(IPS) – A Spanish judge’s decision to investigate 14 Salvadoran military officers for the 1989 killings of six Jesuit priests in El Salvador is a "sign of hope against impunity," according to lawyers and activists.
In his resolution, which was seen by IPS, Madrid Judge Eloy Velasco stated that under the principle of universal jurisdiction he is competent to investigate 14 members of the Salvadoran army for their alleged participation in the Nov. 16, 1989 murder of the six priests, their housekeeper and her 16-year-old daughter.
The judge’s decision was in response to a lawsuit filed in November by two human rights groups, the Spanish Association for Human Rights (APDHE) and the San Francisco-based Centre for Justice and Accountability (CJA).
Almudena Bernabeú, a Spanish lawyer with the CJA, told IPS from San Francisco that she was very pleased that "the judge concurred that the officers can be tried for crimes against humanity and terrorism."
David Morales, a lawyer at the Foundation for Studies on the Application of Rights (FESPAD), told IPS that "this is encouraging news in the effort to put an end to impunity in this country."
Morales has been a plaintiff in several human rights cases, including one brought before the Inter-American Commission on Human Rights (IACHR) against the Salvadoran state for the March 1980 assassination of the Catholic archbishop of San Salvador Óscar Romero, who was killed while celebrating mass.

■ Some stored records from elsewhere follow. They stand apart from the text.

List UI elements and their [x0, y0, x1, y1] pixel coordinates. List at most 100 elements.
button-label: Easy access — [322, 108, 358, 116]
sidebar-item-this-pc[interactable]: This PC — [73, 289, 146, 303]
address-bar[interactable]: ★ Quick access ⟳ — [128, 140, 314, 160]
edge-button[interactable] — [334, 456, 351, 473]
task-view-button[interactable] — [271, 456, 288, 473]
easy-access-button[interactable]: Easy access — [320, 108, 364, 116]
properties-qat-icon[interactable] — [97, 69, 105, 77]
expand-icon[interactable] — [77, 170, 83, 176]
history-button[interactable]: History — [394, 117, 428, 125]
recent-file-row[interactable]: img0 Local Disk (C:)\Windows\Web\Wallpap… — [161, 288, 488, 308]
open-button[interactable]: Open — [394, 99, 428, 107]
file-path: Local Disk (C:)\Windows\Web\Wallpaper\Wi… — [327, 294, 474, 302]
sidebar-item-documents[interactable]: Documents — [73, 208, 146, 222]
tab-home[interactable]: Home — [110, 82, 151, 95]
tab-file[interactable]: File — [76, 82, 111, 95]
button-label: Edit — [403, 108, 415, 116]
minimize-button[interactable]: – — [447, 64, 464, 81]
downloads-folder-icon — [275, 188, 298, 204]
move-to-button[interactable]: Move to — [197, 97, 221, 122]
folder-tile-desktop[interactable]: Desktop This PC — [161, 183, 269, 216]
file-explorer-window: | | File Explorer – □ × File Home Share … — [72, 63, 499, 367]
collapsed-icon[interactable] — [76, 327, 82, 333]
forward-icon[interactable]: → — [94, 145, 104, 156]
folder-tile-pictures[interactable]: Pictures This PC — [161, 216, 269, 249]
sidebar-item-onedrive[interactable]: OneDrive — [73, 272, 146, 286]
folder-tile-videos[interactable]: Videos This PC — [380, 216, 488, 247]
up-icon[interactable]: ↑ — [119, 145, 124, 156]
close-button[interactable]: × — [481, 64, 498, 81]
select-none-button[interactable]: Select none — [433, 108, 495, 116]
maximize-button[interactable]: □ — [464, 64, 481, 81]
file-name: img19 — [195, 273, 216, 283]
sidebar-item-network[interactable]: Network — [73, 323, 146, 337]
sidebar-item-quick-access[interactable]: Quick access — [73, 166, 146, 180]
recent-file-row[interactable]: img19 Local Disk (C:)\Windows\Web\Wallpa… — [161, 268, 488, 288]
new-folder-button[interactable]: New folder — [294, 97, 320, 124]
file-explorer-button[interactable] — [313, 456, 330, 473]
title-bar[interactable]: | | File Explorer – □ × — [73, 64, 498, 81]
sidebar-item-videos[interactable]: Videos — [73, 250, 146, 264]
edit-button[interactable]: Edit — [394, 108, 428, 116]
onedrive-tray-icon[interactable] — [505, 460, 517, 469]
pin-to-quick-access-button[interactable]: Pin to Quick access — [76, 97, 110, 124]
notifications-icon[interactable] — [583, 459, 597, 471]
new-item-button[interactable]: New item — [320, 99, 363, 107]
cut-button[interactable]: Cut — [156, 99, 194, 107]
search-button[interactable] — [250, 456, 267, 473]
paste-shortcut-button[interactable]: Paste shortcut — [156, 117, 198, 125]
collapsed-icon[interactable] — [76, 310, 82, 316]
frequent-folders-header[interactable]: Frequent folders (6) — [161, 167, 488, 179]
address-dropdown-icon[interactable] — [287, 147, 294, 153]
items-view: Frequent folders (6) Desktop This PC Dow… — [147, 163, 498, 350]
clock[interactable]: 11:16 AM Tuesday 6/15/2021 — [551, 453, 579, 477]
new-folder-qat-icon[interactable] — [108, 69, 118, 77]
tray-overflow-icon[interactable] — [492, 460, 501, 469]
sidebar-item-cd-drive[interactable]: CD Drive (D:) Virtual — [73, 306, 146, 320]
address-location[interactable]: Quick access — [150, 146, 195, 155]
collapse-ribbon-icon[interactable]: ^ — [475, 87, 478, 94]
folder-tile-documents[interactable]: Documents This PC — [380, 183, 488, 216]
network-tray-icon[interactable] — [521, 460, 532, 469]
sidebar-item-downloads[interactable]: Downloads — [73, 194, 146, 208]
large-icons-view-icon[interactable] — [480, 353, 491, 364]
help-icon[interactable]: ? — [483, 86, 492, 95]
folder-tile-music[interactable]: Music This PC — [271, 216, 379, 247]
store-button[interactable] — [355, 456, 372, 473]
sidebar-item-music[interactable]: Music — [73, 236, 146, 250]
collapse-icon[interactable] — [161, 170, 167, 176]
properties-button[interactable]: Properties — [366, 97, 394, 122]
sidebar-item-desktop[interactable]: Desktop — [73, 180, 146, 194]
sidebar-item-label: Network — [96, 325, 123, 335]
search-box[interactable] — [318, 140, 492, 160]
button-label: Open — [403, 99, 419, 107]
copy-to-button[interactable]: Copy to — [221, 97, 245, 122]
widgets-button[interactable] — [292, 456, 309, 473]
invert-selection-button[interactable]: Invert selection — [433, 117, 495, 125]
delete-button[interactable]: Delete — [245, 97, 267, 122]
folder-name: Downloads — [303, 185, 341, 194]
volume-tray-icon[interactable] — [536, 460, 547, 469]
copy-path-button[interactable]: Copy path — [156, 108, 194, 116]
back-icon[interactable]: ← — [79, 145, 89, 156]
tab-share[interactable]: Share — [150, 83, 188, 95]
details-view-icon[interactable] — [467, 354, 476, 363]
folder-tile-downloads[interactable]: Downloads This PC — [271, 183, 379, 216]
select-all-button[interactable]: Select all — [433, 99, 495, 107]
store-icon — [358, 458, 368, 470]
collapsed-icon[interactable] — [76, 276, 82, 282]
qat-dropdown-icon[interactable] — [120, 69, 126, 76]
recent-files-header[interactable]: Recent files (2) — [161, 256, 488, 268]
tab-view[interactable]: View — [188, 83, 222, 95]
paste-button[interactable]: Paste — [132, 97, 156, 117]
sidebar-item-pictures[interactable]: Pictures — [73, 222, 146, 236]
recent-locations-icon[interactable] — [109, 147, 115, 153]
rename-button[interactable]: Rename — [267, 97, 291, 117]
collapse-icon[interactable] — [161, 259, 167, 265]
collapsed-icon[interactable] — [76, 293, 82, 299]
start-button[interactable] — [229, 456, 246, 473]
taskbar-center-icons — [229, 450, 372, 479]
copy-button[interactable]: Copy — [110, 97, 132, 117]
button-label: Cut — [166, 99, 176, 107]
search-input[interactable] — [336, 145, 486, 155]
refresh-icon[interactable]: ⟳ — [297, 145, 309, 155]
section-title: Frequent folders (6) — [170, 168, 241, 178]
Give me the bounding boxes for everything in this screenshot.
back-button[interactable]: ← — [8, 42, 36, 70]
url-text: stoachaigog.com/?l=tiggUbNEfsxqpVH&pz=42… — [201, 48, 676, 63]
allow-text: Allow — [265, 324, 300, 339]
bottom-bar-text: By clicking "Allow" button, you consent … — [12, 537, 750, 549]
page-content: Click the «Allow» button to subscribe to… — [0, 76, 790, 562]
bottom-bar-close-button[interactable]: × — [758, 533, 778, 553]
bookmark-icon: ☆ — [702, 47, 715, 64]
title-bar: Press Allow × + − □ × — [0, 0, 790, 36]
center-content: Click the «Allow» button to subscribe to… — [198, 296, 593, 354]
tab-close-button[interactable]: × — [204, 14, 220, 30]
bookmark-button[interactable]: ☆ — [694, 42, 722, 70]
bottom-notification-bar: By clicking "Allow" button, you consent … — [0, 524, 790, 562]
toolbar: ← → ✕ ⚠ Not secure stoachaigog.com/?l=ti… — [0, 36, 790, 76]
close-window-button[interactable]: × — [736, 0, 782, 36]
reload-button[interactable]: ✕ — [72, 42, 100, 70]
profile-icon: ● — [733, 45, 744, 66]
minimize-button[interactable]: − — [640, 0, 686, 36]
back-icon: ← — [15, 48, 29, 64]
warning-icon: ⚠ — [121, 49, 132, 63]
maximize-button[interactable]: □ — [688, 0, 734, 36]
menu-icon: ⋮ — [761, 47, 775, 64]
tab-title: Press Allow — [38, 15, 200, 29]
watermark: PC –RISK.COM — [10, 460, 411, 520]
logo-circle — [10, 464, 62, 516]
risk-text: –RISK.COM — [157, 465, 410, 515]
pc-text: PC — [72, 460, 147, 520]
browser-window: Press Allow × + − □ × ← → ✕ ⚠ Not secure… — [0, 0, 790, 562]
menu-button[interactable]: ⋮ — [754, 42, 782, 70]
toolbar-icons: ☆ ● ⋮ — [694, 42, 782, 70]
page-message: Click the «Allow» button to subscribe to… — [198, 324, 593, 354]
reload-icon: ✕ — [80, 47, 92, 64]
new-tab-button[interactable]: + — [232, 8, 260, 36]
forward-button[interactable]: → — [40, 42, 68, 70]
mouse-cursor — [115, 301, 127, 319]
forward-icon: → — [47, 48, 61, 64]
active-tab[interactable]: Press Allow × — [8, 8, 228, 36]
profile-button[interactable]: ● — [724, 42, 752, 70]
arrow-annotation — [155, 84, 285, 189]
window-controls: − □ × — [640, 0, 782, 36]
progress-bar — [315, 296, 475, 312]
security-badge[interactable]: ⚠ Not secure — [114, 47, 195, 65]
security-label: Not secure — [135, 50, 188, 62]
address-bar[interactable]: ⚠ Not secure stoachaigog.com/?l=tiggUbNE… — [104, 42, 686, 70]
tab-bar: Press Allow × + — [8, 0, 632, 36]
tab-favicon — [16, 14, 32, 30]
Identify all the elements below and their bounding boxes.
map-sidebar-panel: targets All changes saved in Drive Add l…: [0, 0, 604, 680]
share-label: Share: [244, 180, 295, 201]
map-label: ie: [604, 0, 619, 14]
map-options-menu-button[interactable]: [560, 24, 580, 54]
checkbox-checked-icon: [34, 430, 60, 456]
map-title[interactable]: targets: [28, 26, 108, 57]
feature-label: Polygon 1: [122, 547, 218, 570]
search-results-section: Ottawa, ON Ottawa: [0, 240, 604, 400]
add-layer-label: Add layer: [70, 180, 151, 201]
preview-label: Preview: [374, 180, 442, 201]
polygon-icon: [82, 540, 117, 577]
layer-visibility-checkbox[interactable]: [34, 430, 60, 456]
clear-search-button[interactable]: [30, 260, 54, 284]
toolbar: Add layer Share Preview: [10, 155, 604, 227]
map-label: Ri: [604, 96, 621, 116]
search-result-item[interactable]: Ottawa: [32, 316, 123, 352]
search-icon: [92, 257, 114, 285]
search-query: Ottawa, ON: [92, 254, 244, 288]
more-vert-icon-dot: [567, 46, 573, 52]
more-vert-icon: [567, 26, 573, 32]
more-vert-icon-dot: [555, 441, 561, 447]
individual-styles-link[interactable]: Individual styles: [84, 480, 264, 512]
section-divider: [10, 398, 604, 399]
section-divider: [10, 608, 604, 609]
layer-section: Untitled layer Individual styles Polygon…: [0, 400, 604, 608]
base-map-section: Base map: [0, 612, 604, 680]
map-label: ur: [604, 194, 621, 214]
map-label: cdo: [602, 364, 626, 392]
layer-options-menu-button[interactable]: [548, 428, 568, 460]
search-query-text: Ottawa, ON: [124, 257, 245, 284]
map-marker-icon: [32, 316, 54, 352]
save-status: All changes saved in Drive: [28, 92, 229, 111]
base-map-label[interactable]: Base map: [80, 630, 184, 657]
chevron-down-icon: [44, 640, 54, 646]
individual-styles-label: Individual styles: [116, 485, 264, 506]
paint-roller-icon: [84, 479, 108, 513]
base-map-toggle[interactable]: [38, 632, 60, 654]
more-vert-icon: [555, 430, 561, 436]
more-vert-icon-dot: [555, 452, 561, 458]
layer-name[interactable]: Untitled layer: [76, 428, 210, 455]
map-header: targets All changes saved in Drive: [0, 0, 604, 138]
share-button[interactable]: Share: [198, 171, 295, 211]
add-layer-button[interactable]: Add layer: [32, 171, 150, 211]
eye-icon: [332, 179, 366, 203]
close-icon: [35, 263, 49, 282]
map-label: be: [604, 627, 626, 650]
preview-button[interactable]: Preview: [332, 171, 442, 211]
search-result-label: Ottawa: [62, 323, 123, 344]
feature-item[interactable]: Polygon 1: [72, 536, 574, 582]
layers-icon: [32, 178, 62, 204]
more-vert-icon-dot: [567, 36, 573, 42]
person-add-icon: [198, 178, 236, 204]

Romero was murdered by a death squad on the orders of Roberto D’Aubuisson, the late founder of the ruling right-wing Nationalist Republican Party (ARENA), according to the United Nations-sponsored Truth Commission created by the peace agreement that put an end to the 1980-1992 civil war.
Morales said the legal investigation into the Jesuits’ murders — one of the most notorious cases of human rights abuses committed during the armed conflict — will confirm that the 14 officers are guilty of the crime, as has "already been demonstrated," and will show that Salvadoran courts have refused to bring them to trial.
The IACHR has accepted two complaints on the same case filed by the Jesuits (Society of Jesus).
In the Nov. 13 lawsuit they filed in Spain, the APDHE and CJA also accused former president Alfredo Cristiani (1989-1994) of covering up the murders of the priests and the two women.
Morales said at the time that the case is "illustrative of what happened in El Salvador, and has an invaluable historical dimension in the context of the search for justice and reparations for the victims."
Although Velasco did not accept the charge against Cristiani because covering up a crime against humanity does not fall under the principle of universal jurisdiction — which permits prosecution of the worst atrocities no matter where they were committed — grounds for investigating the former president could emerge during the judge’s probe, experts say.
In the early hours of Nov. 16, 1989, members of the U.S.-trained Atlacatl counterinsurgency battalion raided the San Salvador campus of the Jesuit University of Central America (UCA), killing six priests — five of whom were Spanish citizens — their housekeeper Elba Ramos and her daughter Celia Marisela Ramos.
The killings were committed during a military offensive in San Salvador by the left-wing Farabundo Marti National Liberation Front (FMLN), which is now a political party and the country’s leading opposition force.
Immediately after the murders, the Cristiani administration and the armed forces accused the FMLN, but later acknowledged army involvement.
Two of the nine members of the army accused of the crime, Yushi René Mendoza and Guillermo Benavides, were convicted in 1991. However, they were released only two years later, following approval of the amnesty law decreed by Cristiani in 1993, which is seen by Salvadoran and international human rights groups as an obstacle to justice.
Some 75,000 people — most of them civilians — were killed and 7,000 forcibly disappeared during El Salvador’s civil war, mainly by government troops and far-right paramilitaries.
President Antonio Saca — who like Cristiani is a member of ARENA, which has governed El Salvador since 1989 — said in November that the lawsuit would "reopen wounds of the past," and that he thought very highly of Cristiani.
Armando Pérez, the head of the Committee of Relatives of Victims of Human Rights Violations (CODEFAM), told IPS that the judge’s decision is a sign of the effectiveness of the Spanish justice system, and "represents an advance in the fight for justice," by contrast with the severe shortcomings of the Salvadoran justice system, which he said is caught up in party mentalities and loyalties.
Human rights groups and legal experts say the amnesty law and the lack of will on the part of prosecutors and judges have stood in the way of bringing those responsible for crimes against humanity to justice.
In the case of the Jesuits’ murders, the CJA chose to file the action in a Madrid court because Spain and El Salvador have an extradition agreement, and because Spain’s judges admit the principle of universal jurisdiction, already applied by Spanish Judge Baltasar Garzón to secure the 1998 arrest of former Chilean dictator Augusto Pinochet (1973-1990), who died in 2006.